Critics condemned the report, for imposing a "blanket ban" on treatment and demanded that each case be assessed on its merits.

The Nuffield Council on Bioethics, which published the report, said the only exceptions to the rule should be where parents strongly objected, even after being told of the very high risk of death or disability in these babies, and doctors agreed to provide treatment.

Even where this requirement was fulfilled, babies born before 22 weeks should only be given intensive care as part of a research study, it said. The Disability Rights Commission said: "We are against such a blanket rule. The decision to treat or not to treat should be based on individual assessment. To fail to do so would potentially be discriminatory and breach human rights legislation."

John Wyatt, professor of neonatal medicine at University College. London, said judging the maturity of babies was "unreliable" and assessments of gestational age could vary by "up to two weeks". "Although I welcome the guidelines, doctors must continue to indvidualise care in each unique situation. Cut-off times don't necessarily fit neatly with clinical practice."

The British Medical Association agreed saying "blanket rules do not help individual parents or their premature babies". The 250-page report was commissioned two years' ago in response to advances in neonatal medicine that have meant more can be done, but have provoked clashes between parents and doctors which have increasingly ended in court.

Most extremely premature babies still die (99 per cent of those born before 23 weeks) or survive with disabilities (two-thirds of those born between 23 and 24 weeks).

Defending the need for guidelines, Prof Margaret Brazier, chair of the working party that produced the report, said doctors were frequently limited in what they were able to tell parents and both they and parents needed help.

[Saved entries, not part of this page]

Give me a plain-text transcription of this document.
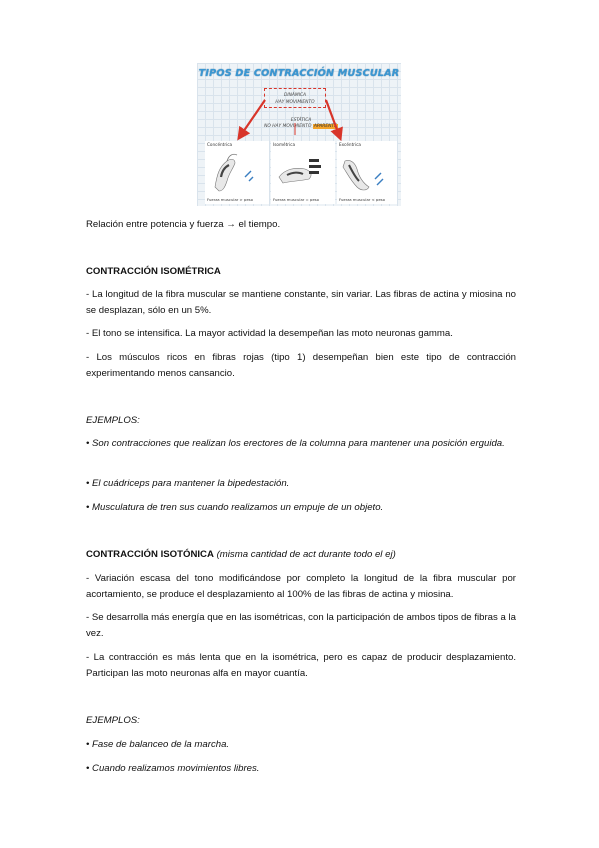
TIPOS DE CONTRACCIÓN MUSCULAR
DINÁMICA
HAY MOVIMIENTO
ESTÁTICA
NO HAY MOVIMIENTO APARENTE
Concéntrica
Fuerza muscular > peso
Isométrica
Fuerza muscular = peso
Excéntrica
Fuerza muscular < peso

Relación entre potencia y fuerza → el tiempo.

CONTRACCIÓN ISOMÉTRICA

- La longitud de la fibra muscular se mantiene constante, sin variar. Las fibras de actina y miosina no se desplazan, sólo en un 5%.

- El tono se intensifica. La mayor actividad la desempeñan las moto neuronas gamma.

- Los músculos ricos en fibras rojas (tipo 1) desempeñan bien este tipo de contracción experimentando menos cansancio.

EJEMPLOS:

• Son contracciones que realizan los erectores de la columna para mantener una posición erguida.

• El cuádriceps para mantener la bipedestación.

• Musculatura de tren sus cuando realizamos un empuje de un objeto.

CONTRACCIÓN ISOTÓNICA (misma cantidad de act durante todo el ej)

- Variación escasa del tono modificándose por completo la longitud de la fibra muscular por acortamiento, se produce el desplazamiento al 100% de las fibras de actina y miosina.

- Se desarrolla más energía que en las isométricas, con la participación de ambos tipos de fibras a la vez.

- La contracción es más lenta que en la isométrica, pero es capaz de producir desplazamiento. Participan las moto neuronas alfa en mayor cuantía.

EJEMPLOS:

• Fase de balanceo de la marcha.

• Cuando realizamos movimientos libres.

"Natural instincts are to save all babies even if the baby's chances of survival are low. However, we don't think it is always right to put a baby through the stress and pain of invasive treatment if the baby is unlikely to get any better and death is inevitable," she said.

The report rules out euthanasia saying doctors have a professional obligation to preserve life. To end life deliberately would alter the ethos of medicine, threaten the relationship between doctor and patient and suggest the infant had a different moral status from older children and adults, for whom euthanasia is banned.

But treatment could be withheld or withdrawn, where to provide it would involve the baby in "intolerable" suffering.

A statement from the Church of England House of Bishops, and the Catholic bishops conference of England and Wales, said: "This reaffirms the validity of existing law prohibiting euthanasia, and upholds the vital and fundamental moral principle that the deliberate taking of innocent human life is always gravely wrong.

"There is a clear distinction between interventions that are deliberately aimed at killing and decisions to withhold or withdraw medical treatment when it is judged to be futile or unduly burdensome."